Mesela gene çok klişe ama önce ben iyi olayım ki başkalarını iyi edebileyim en basitinden, önce kendimi iyi edeceğim. Sonra insanları aramayı ihmal etmeyeceğim, bugün yapabileceğim şeyleri yarına ertelemeyeceğim, ha ama yetiştiremiyorsam da kendimi paralamayacağım mesela, olduğu kadar deyip bırakacağım. Hayatımı istediğim gibi yönlendireceğim, bol bol seyahat edeceğim. Her sene görmediğim yeni yerleri göreceğim. İşim hayatımı istediğim gibi yaşabilmem için önemli bir yerde konumlanacak tabiiki, ama hayatımı ele geçiremeyecek. Yani bir araç olacak amaç değil. Kedi gibi mırıl mırıl uyuyacağım mesela bütün gün istersem veya hiç uyumayacağım, dövme yaptıracağım ( önce yerine ve şekline karar vermek gerek tabii) Unuttuğum İspanyolcamı hatırlayacağım, beni seven ve değer veren insanlara daha fazla ilgi göstereceğim..vs vs bu böyle uzar gider.Çook çalışmam lazım yani çook ama kendim için en azından..
Lafın özü insanlik için küçücük ama benim için büyük vukuatların olduğu bir hafta sonundan geriye kalanlar bunlardır mirim. Bakalım ne kadarını başarabileceğim veya bu kararlılığım ne kadar sürecek, göreceğiz.
Aklımda yakın gelecek planları, kulağımda eski zaman ezgileri, yüzümde garip bir ifadeyle bendeniz huzurlarınızdan çekiliyorum efendim, size de kolay gelsin, eğer isterseniz.

Sevgiler,

Y.D. 



Sunday, March 24, 2013

Amaannn

Kendine kendine gelin güvey olduğunuz oldu mu hiç? Kafanızda bir şey düşünüp, hatta ona inanıp öyle yaşayıp sonra gerçeğin öyle olmadığını farkettiğiniz? Olmuştur mutlaka da tabii nerde ne zaman nasıl olduğu da önemli. Yani aslında gerçeklikten uzak kendinize göre bir Dünya kurmuş oluyorsunuz, şizofrenik bir durum... Gerçekle karşılaşınca öyle hissetmiyor musunuz? Kendinizden, aklınızdan, fikrinizden, duygularınızdan şüphe etmiyor musunuz? yada daha garibi rüya görmüş gibi oluyorsunuz..Kabus veya Rüya orası değişir.

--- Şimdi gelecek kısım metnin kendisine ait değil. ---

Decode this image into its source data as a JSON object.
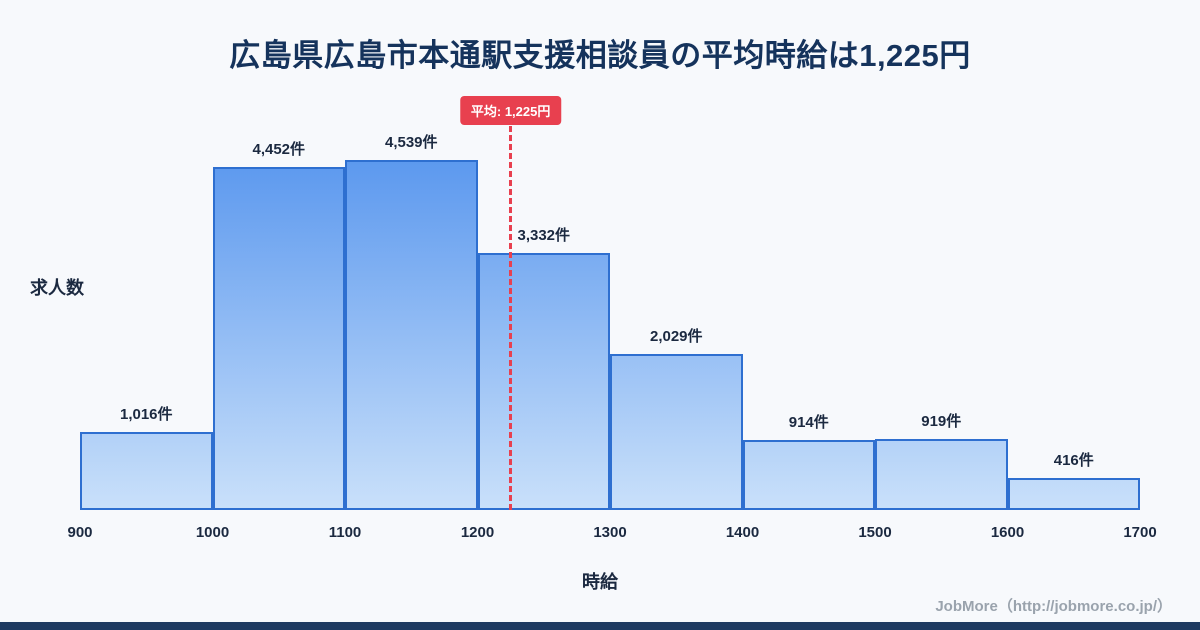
{
  "title": "広島県広島市本通駅支援相談員の平均時給は1,225円",
  "chart_data": {
    "type": "bar",
    "subtype": "histogram",
    "title": "広島県広島市本通駅支援相談員の平均時給は1,225円",
    "bin_edges": [
      900,
      1000,
      1100,
      1200,
      1300,
      1400,
      1500,
      1600,
      1700
    ],
    "x_ticks": [
      "900",
      "1000",
      "1100",
      "1200",
      "1300",
      "1400",
      "1500",
      "1600",
      "1700"
    ],
    "values": [
      1016,
      4452,
      4539,
      3332,
      2029,
      914,
      919,
      416
    ],
    "value_labels": [
      "1,016件",
      "4,452件",
      "4,539件",
      "3,332件",
      "2,029件",
      "914件",
      "919件",
      "416件"
    ],
    "xlabel": "時給",
    "ylabel": "求人数",
    "ylim": [
      0,
      4670
    ],
    "grid": false,
    "legend": "none",
    "average": 1225,
    "average_label": "平均: 1,225円"
  },
  "footer": {
    "credit": "JobMore（http://jobmore.co.jp/）"
  },
  "colors": {
    "background": "#f7f9fc",
    "title_text": "#15335c",
    "axis_text": "#1b2940",
    "bar_top": "#5896ee",
    "bar_bottom": "#c9e0fa",
    "bar_border": "#2e6fd0",
    "accent": "#e8404f",
    "badge_text": "#ffffff",
    "footer_text": "#9aa3ad",
    "strip": "#1e3a61"
  }
}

De kendinize yüklenmeyi bırakın derim ben. Bırakın tanıdığınız insanlar değişsin, olaylar planlandığı gibi olmasın, tavırlar, haller, sözler, davranışlar tepetaklak olsun kimin umurunda. Hatta yeri gelsin tabiri caizse ezik olduğunuzu düşünün, sizden başka kimsenin umurunda olmayacak neticede, sizin de olmasın.

Amaannnn deyin geçin. Etkisini kısa zamanda hissetmeye başlayacaksınız eminim. İçsel Dünyamızın analizleri, insanları anlama çabası, davranış bilimci olma uğraşı filan zor işler bunlar. Öyle şıp diye bir iki kitap okuyarak olmaz neticede, bu işe gönül veren, hayatını adayan insanlar var. Tutup da anlayışsız bir hödük olun demiyoruz tabii ama biraz da gelişine göre bırakmakta ve fazla üzerine anlam yüklememekte fayda var.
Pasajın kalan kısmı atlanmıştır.